Oxfam hatte im Vorfeld von Bonn für den langfristigen zivilen Aufbau Afghanistans einen klaren Fahrplan gefordert, der vorrangig die Bekämpfung der Armut und die Durchsetzung von Menschenrechten zum Ziel hat. Oxfam mahnte zudem an, Übergriffe von afghanischen Sicherheitskräften und irregulären Milizen („Afghan local police“) gegen Zivilisten abzustellen. Bei der Ausbildung von Militär und Polizei muss dringend Priorität auf Rechtsstaatlichkeit und den Schutz der Zivilbevölkerung gelegt werden. Oxfam hat außerdem Mitte Oktober gemeinsam mit einem breiten Bündnis internationaler Nichtregierungsorganisationen ein Positionspapier veröffentlicht, in dem unter anderem gefordert wurde, die erreichten Fortschritte bei der Verwirklichung von Frauenrechten nicht einem politischen Ausgleich mit Aufständischen zu opfern.

Zusagen vage

Die im Abschlussdokument von Bonn enthaltene Erklärung, die afghanische Zivilgesellschaft zu stärken und in den Friedensprozess einzubeziehen sowie insbesondere die Frauenrechte zur Grundlage von Verhandlungen zu machen, ist grundsätzlich willkommen.. Es bleibt jedoch unklar, wie die Versprechungen der in Bonn versammelten Regierungen konkret eingelöst und wie die Zivilgesellschaft in politische Entscheidungsprozesse eingebunden werden soll.

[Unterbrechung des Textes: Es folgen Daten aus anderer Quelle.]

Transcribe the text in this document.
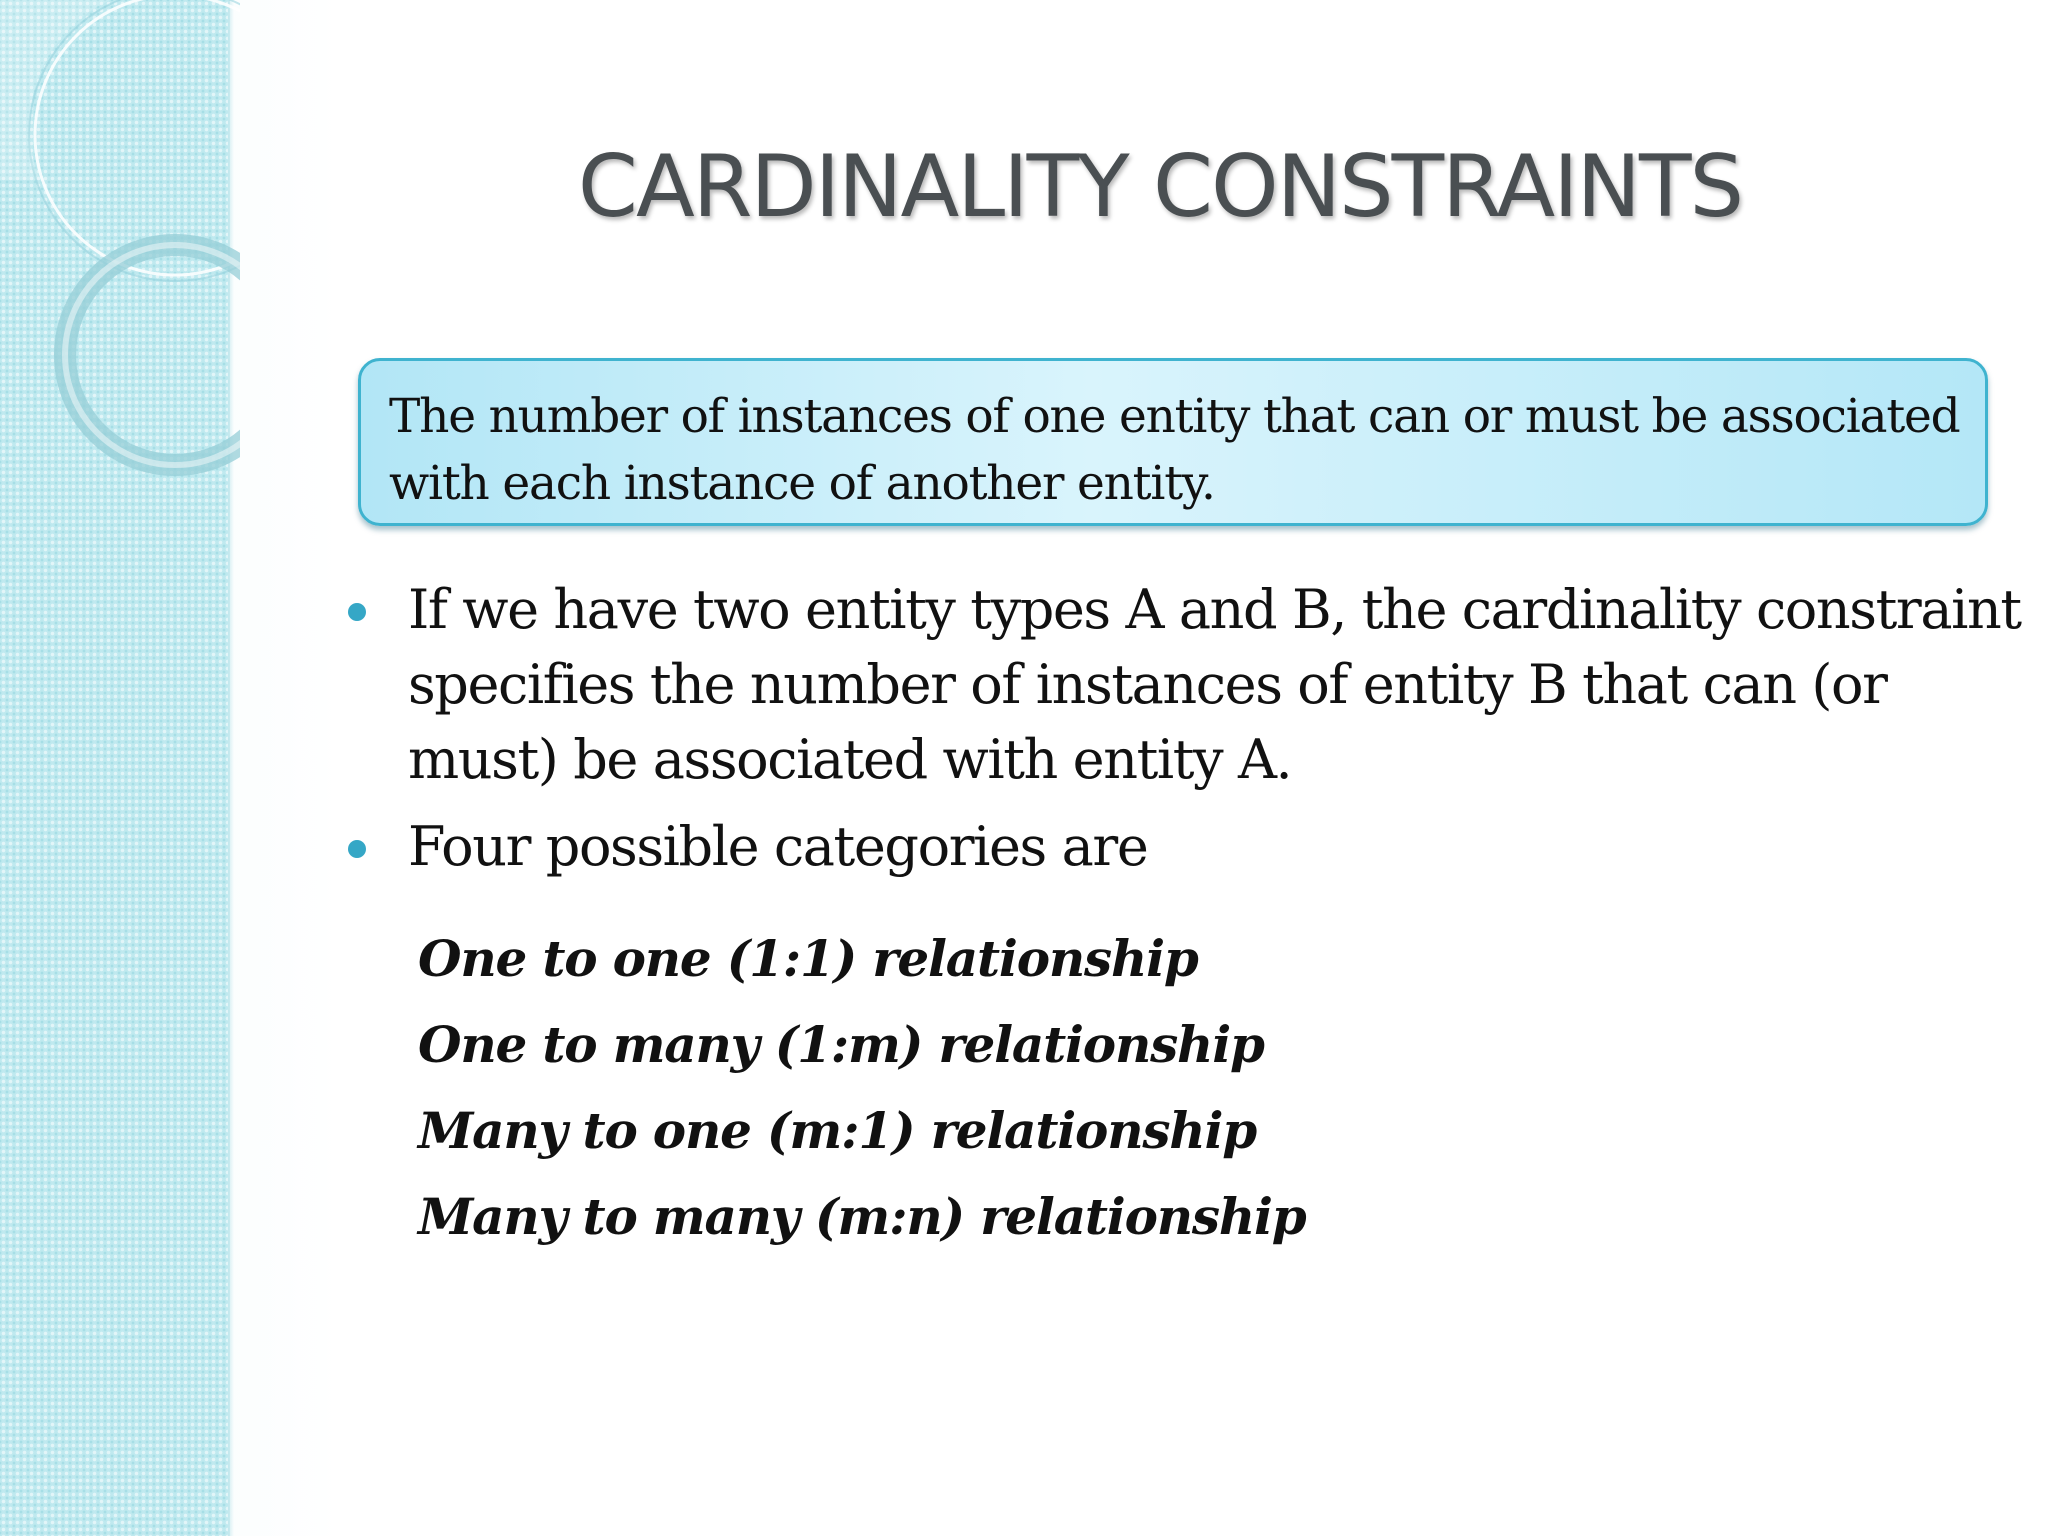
CARDINALITY CONSTRAINTS
The number of instances of one entity that can or must be associated with each instance of another entity.
If we have two entity types A and B, the cardinality constraint specifies the number of instances of entity B that can (or must) be associated with entity A.
Four possible categories are
One to one (1:1) relationship
One to many (1:m) relationship
Many to one (m:1) relationship
Many to many (m:n) relationship
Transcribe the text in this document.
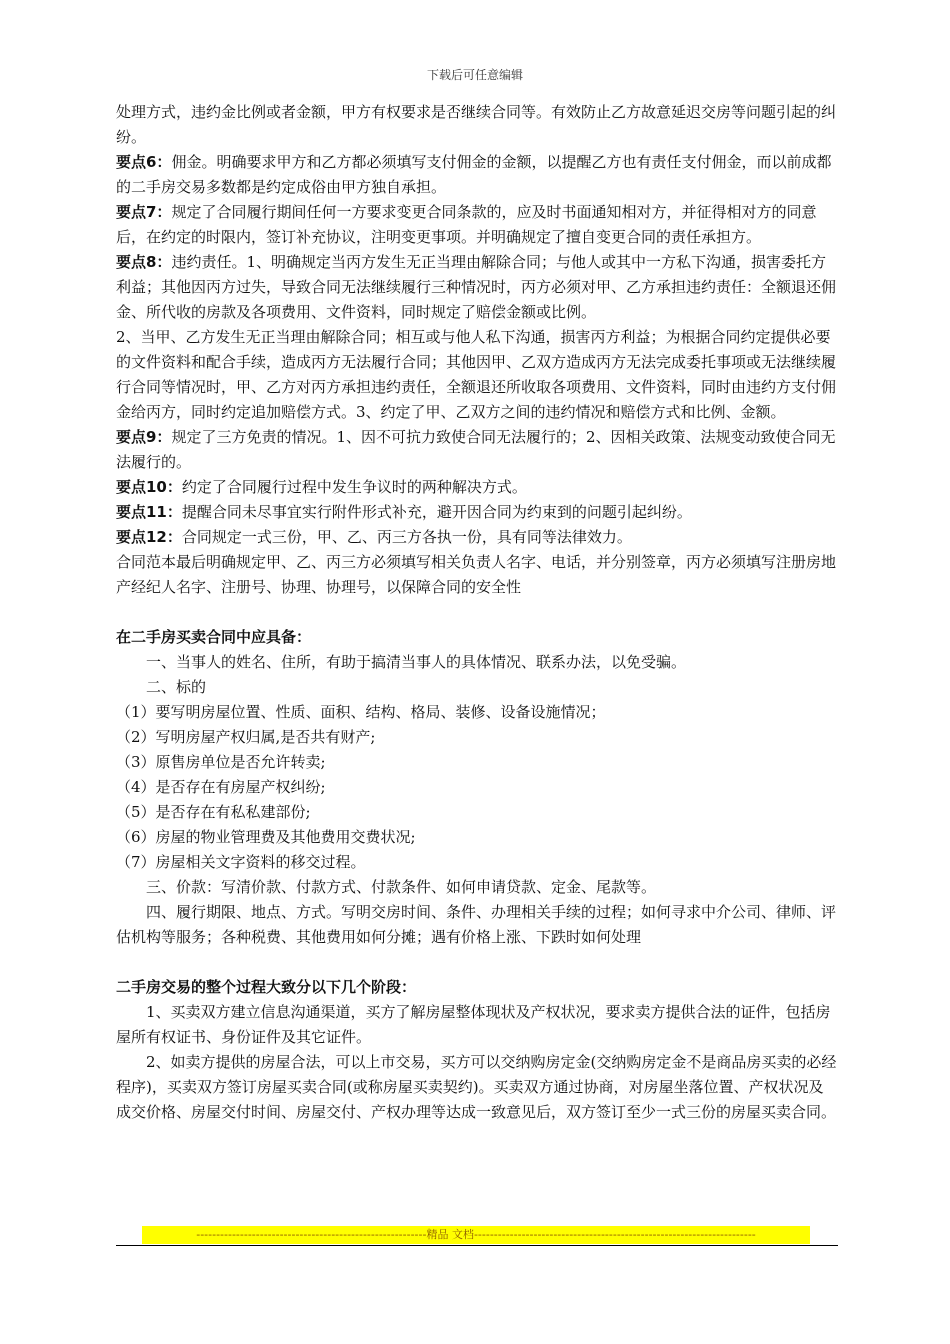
下载后可任意编辑

处理方式，违约金比例或者金额，甲方有权要求是否继续合同等。有效防止乙方故意延迟交房等问题引起的纠纷。

要点6：佣金。明确要求甲方和乙方都必须填写支付佣金的金额，以提醒乙方也有责任支付佣金，而以前成都的二手房交易多数都是约定成俗由甲方独自承担。

要点7：规定了合同履行期间任何一方要求变更合同条款的，应及时书面通知相对方，并征得相对方的同意后，在约定的时限内，签订补充协议，注明变更事项。并明确规定了擅自变更合同的责任承担方。

要点8：违约责任。1、明确规定当丙方发生无正当理由解除合同；与他人或其中一方私下沟通，损害委托方利益；其他因丙方过失，导致合同无法继续履行三种情况时，丙方必须对甲、乙方承担违约责任：全额退还佣金、所代收的房款及各项费用、文件资料，同时规定了赔偿金额或比例。

2、当甲、乙方发生无正当理由解除合同；相互或与他人私下沟通，损害丙方利益；为根据合同约定提供必要的文件资料和配合手续，造成丙方无法履行合同；其他因甲、乙双方造成丙方无法完成委托事项或无法继续履行合同等情况时，甲、乙方对丙方承担违约责任，全额退还所收取各项费用、文件资料，同时由违约方支付佣金给丙方，同时约定追加赔偿方式。3、约定了甲、乙双方之间的违约情况和赔偿方式和比例、金额。

要点9：规定了三方免责的情况。1、因不可抗力致使合同无法履行的；2、因相关政策、法规变动致使合同无法履行的。

要点10：约定了合同履行过程中发生争议时的两种解决方式。

要点11：提醒合同未尽事宜实行附件形式补充，避开因合同为约束到的问题引起纠纷。

要点12：合同规定一式三份，甲、乙、丙三方各执一份，具有同等法律效力。

合同范本最后明确规定甲、乙、丙三方必须填写相关负责人名字、电话，并分别签章，丙方必须填写注册房地产经纪人名字、注册号、协理、协理号，以保障合同的安全性

在二手房买卖合同中应具备：

一、当事人的姓名、住所，有助于搞清当事人的具体情况、联系办法，以免受骗。

二、标的

（1）要写明房屋位置、性质、面积、结构、格局、装修、设备设施情况；

（2）写明房屋产权归属,是否共有财产;

（3）原售房单位是否允许转卖;

（4）是否存在有房屋产权纠纷;

（5）是否存在有私私建部份;

（6）房屋的物业管理费及其他费用交费状况;

（7）房屋相关文字资料的移交过程。

三、价款：写清价款、付款方式、付款条件、如何申请贷款、定金、尾款等。

四、履行期限、地点、方式。写明交房时间、条件、办理相关手续的过程；如何寻求中介公司、律师、评估机构等服务；各种税费、其他费用如何分摊；遇有价格上涨、下跌时如何处理

二手房交易的整个过程大致分以下几个阶段：

1、买卖双方建立信息沟通渠道，买方了解房屋整体现状及产权状况，要求卖方提供合法的证件，包括房屋所有权证书、身份证件及其它证件。

2、如卖方提供的房屋合法，可以上市交易，买方可以交纳购房定金(交纳购房定金不是商品房买卖的必经程序)，买卖双方签订房屋买卖合同(或称房屋买卖契约)。买卖双方通过协商，对房屋坐落位置、产权状况及成交价格、房屋交付时间、房屋交付、产权办理等达成一致意见后，双方签订至少一式三份的房屋买卖合同。

----------------------------------------------------------精品 文档-----------------------------------------------------------------------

Im Juli 2012 soll eine Geberkonferenz in Tokio stattfinden. „Dies darf jedoch nicht bedeuten, dass drängende Probleme auf die lange Bank geschoben werden. Vor allem angesichts der akut drohenden Hungersnot in Teilen Afghanistans müssen unverzüglich Maßnahmen ergriffen werden, um den Zugang weiter Teile der Bevölkerung zu Nahrung, Gesundheit und Bildung zu sichern“, sagt Robert Lindner, der für Oxfam Deutschland die Bonner Afghanistan-Konferenz beobachtete. Robert Lindner ist auch Sprecher der Afghanistan-Arbeitsgruppe von VENRO.